La vicenda ha avuto inizio due giorni fa, quando un pensionato di 56 anni residente a Ragusa, dopo avere inoltrato la richiesta di allaccio alla rete, ha ricevuto la visita inattesa dell’operaio dell’azienda che, dopo aver effettuato un sopralluogo, gli ha fatto capire che ci sarebbero stati dei problemi per l’allaccio alla rete, e che, se gli avesse consegnato 300 euro, gli avrebbe fornito un contatore dell’azienda completo di staffa, da installare dove avrebbe voluto, anche al piano dell’abitazione, anziché al piano terra, come previsto dalla normativa. Il pensionato rispondeva che ci avrebbe pensato, rimandando l’appuntamento all’indomani. Nel frattempo, insospettito dalla procedura anomala, la vittima si è rivolta ai Carabinieri del Nucleo Operativo della Compagnia di Ragusa, che hanno chiarito che in effetti era in corso un tentativo di concussione, adoperandosi per cogliere in flagranza di reato il dipendente dell’azienda.

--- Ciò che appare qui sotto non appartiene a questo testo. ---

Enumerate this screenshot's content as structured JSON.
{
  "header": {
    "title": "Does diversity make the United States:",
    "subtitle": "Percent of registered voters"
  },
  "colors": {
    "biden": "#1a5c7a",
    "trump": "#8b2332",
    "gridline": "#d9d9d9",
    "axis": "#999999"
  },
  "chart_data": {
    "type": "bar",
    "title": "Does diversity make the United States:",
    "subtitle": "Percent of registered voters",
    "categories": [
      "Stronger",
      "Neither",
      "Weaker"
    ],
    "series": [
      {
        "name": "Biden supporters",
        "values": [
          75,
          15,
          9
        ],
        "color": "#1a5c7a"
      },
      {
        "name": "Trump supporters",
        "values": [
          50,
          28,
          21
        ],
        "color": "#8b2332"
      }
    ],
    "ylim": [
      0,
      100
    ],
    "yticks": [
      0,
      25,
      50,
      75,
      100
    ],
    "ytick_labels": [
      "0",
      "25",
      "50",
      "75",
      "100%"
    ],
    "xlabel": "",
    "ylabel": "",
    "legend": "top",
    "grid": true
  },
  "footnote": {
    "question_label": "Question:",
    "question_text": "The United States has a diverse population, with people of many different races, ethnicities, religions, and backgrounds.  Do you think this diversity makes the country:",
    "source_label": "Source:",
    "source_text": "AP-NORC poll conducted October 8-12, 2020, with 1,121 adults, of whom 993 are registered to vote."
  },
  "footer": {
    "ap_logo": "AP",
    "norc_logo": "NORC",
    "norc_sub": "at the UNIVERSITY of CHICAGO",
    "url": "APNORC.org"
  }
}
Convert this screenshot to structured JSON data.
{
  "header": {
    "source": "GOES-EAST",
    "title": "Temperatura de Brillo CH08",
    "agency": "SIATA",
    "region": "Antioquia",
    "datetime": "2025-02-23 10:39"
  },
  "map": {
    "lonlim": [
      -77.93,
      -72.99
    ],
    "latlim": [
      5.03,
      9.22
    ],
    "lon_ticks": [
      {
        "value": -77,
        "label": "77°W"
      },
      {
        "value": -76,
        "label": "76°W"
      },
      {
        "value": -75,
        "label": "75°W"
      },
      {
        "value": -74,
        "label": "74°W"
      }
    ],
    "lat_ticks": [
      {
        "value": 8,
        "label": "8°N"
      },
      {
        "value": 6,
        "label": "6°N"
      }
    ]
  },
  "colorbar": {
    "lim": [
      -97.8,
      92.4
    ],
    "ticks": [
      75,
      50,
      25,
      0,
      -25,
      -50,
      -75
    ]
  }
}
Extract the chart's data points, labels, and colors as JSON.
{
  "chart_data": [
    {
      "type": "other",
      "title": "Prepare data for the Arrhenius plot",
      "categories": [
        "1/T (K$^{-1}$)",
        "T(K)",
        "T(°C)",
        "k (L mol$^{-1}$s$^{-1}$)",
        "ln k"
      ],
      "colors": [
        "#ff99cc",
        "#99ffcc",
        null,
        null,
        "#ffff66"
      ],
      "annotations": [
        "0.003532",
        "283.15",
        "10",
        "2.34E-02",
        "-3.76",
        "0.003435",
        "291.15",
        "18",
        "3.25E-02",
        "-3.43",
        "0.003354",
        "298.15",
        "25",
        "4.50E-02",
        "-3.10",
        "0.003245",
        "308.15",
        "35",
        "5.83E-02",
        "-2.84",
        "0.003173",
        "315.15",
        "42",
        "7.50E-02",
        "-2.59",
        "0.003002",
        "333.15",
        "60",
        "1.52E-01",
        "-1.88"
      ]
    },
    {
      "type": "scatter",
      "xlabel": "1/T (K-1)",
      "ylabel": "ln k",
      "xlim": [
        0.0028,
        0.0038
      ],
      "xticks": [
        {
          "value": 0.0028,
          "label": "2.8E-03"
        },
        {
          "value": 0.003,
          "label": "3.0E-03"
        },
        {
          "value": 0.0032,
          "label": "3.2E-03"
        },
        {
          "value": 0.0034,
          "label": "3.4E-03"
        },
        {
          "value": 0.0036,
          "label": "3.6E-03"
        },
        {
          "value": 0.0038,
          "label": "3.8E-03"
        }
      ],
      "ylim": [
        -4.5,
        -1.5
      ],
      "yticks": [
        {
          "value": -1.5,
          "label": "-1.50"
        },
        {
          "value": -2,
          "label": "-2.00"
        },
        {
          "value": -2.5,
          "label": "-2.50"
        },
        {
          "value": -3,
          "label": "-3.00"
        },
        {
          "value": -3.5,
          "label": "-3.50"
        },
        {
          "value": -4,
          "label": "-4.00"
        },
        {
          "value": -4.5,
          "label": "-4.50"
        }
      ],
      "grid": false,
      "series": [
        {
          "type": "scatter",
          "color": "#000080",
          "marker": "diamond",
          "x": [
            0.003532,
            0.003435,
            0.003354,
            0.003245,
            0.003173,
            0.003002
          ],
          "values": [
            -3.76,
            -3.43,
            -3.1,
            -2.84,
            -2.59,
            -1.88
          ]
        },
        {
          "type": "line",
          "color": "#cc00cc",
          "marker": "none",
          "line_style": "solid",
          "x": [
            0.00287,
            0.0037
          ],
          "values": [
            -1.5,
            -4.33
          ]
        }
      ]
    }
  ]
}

Così, nella mattinata di ieri, il pensionato si è accordato con l’Arancio per un incontro nell’androne dell’abitazione, a cui hanno assistito direttamente i Carabinieri, occultati all’interno e all’esterno della palazzina ubicata in via Collodi. All’arrivo del tecnico, la vittima ha consegnato la somma pattuita, ricevendo in cambio un contatore del gas; a quel punto i militari sono intervenuti, facendo scattare le manette ai polsi dell’operaio; inoltre nel corso di perquisizione personale, lo stesso veniva trovato in possesso di circa 1.300 euro, di cui non sapeva giustificare la provenienza, e che venivano sottoposti a sequestro, unitamente ad un libretto di risparmio. I trecento Euro sono stati immediatamente restituiti alla vittima e  l’uomo, dopo le formalità di rito, è stato associato presso la casa circondariale di Ragusa a disposizione dell’Autorità Giudiziaria.